With Laloo missing, away on an extended lecture tour among MBA students, Bihar has lost its excuse for stagnation. Today as we all troop out of the Laloo theatre there is a general sense of brooding over the need to move ahead, though given the heavy burden of the past and a crippling sense of limitations, the will and the enthusiasm to change may take time to build up. Long back in the late 1970s when Bihar sank into its present misery, there was a great sense of urgency. A similar haste to rise may become visible sooner than we expect.
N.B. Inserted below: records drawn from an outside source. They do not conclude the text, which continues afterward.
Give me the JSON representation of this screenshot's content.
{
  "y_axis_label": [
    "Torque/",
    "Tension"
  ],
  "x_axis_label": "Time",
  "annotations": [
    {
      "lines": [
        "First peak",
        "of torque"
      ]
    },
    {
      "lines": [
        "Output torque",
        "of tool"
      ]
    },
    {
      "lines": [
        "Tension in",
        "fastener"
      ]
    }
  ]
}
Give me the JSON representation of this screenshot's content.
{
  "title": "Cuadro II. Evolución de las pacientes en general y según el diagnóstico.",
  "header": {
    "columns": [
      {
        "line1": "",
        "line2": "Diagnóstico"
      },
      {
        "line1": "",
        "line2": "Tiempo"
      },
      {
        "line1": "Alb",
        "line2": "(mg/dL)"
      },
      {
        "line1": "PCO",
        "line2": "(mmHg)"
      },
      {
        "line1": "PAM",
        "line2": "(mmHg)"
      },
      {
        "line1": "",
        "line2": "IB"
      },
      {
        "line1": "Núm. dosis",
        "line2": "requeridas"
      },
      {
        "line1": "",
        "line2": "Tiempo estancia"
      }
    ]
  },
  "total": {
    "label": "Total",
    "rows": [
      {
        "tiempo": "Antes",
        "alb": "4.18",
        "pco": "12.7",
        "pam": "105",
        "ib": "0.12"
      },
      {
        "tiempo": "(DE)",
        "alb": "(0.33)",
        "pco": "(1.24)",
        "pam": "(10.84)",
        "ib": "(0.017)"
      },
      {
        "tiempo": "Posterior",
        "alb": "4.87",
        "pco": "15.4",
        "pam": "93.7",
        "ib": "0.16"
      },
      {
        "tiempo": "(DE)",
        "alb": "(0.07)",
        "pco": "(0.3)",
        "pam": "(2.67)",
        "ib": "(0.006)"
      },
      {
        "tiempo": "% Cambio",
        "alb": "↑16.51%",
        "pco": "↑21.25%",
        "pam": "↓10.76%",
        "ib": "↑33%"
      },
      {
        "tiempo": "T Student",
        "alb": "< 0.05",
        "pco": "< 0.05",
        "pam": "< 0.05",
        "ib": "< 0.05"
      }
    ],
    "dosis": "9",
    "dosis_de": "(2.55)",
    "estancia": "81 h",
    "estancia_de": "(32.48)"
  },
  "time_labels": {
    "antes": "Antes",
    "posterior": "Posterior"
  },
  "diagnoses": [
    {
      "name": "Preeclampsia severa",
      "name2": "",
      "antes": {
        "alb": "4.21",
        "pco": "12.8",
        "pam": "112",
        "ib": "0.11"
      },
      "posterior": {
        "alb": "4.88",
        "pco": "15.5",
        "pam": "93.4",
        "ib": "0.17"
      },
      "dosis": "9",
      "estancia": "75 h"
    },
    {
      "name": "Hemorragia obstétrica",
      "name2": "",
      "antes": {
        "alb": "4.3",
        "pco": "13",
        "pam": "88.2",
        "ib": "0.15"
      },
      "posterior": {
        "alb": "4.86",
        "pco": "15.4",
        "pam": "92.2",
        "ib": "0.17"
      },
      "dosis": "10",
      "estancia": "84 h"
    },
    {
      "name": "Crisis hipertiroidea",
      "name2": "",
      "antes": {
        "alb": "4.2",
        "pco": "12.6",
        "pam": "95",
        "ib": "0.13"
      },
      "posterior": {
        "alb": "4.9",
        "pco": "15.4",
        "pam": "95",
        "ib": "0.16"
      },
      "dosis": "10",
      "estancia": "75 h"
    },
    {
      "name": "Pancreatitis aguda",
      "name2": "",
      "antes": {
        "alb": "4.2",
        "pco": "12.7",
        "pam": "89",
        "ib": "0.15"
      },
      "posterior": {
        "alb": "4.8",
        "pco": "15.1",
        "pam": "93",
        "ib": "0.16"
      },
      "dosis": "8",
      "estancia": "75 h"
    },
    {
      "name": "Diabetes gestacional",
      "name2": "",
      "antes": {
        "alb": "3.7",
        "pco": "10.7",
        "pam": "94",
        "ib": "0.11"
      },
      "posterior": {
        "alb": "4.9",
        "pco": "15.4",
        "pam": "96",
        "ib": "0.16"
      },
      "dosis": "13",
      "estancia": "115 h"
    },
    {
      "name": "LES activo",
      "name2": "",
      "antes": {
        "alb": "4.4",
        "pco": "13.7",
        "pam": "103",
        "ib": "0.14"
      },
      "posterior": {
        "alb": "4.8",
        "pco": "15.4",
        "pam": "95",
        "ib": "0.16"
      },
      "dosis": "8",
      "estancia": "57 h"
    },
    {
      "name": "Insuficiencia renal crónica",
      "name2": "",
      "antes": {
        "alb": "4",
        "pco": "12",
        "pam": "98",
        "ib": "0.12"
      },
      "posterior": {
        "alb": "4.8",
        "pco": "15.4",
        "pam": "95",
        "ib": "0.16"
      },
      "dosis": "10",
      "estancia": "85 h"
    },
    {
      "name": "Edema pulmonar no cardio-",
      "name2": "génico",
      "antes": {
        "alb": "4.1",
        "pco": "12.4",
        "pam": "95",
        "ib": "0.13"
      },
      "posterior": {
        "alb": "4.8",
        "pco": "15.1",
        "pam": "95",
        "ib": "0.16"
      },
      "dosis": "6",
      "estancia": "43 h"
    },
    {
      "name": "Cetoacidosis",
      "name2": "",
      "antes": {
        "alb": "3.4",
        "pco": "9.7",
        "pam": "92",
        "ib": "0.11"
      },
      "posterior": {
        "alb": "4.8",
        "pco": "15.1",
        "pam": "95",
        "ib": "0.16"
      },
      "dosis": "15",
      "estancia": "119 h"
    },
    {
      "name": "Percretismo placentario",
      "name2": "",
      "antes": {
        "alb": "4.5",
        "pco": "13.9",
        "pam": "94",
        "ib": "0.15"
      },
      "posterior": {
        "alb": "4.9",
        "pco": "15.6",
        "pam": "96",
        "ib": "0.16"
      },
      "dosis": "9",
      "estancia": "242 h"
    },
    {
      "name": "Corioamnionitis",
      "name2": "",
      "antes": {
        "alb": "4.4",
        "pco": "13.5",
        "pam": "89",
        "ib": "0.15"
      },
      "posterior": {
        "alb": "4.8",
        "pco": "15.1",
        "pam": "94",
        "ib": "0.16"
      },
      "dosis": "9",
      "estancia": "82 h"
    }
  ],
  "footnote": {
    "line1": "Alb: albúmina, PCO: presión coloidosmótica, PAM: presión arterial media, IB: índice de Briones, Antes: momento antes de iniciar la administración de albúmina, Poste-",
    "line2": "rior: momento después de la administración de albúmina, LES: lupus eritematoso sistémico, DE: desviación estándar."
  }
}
Unlike Laloo, Nitish Kumar, the present incumbent is given to gravitas and has a subtler sense of humour. Unlike Laloo, he is expected to get off the stage and perform on the ground. Nitish likes the company of intellectuals and despite his empathy for the people, appears uncomfortable with the melodrama of mass politics. His political style or temperament does not fit into any standard Bihari stereotype of a politician with a shady history. Unlike his predecessor, he is also economical with myth-making. Unlike Laloo’s advocacy of the shepherd’s staff (lathi) in mass meetings, he talks about the power of the pen. Yet, like a ‘good’ politician, he too has a stock of folk wisdom. One of his favourites – Development is like a meal constantly disturbed by hordes of nagging flies. So what do you do? Do you stop eating and let yourself go hungry? ‘No,’ according to Nitish, ‘you drive away the flies with one hand and continue to eat with the other.’

The articles in this issue may seem like virtual walkways to numerous dead ends. To those who grew up in Bihar in the 1960s and 1970s, it remains puzzling how things could have gotten this bad. Is it entirely because of neglect or is there an element of wilfulness to Bihar’s decay?

The democratization process in Bihar has for decades teased the aspirations of the common man, releasing social energies that can lead to chaos if not channelized with due deftness. This process of social democratization is yet to translate into political practice. Instead, the political culture of Bihar has over the years created its own horrid momentum that needs to be undone without delay. In this sense the unavoidable task of any regime is to address the very praxis of everyday politics. Bihar may thus be uniquely positioned to make a seminal contribution to the political culture of the entire nation.

Once the populist political momentum of politics is restrained, Bihar can begin to properly address its impasse, hoping that new openings on various fronts will over time take it to a critical developmental threshold. This may seem cynical to some, a tall order to others, but may be the only alternative to darker forms of despair, facile euphemisms or the hasty management ‘quick fixes’.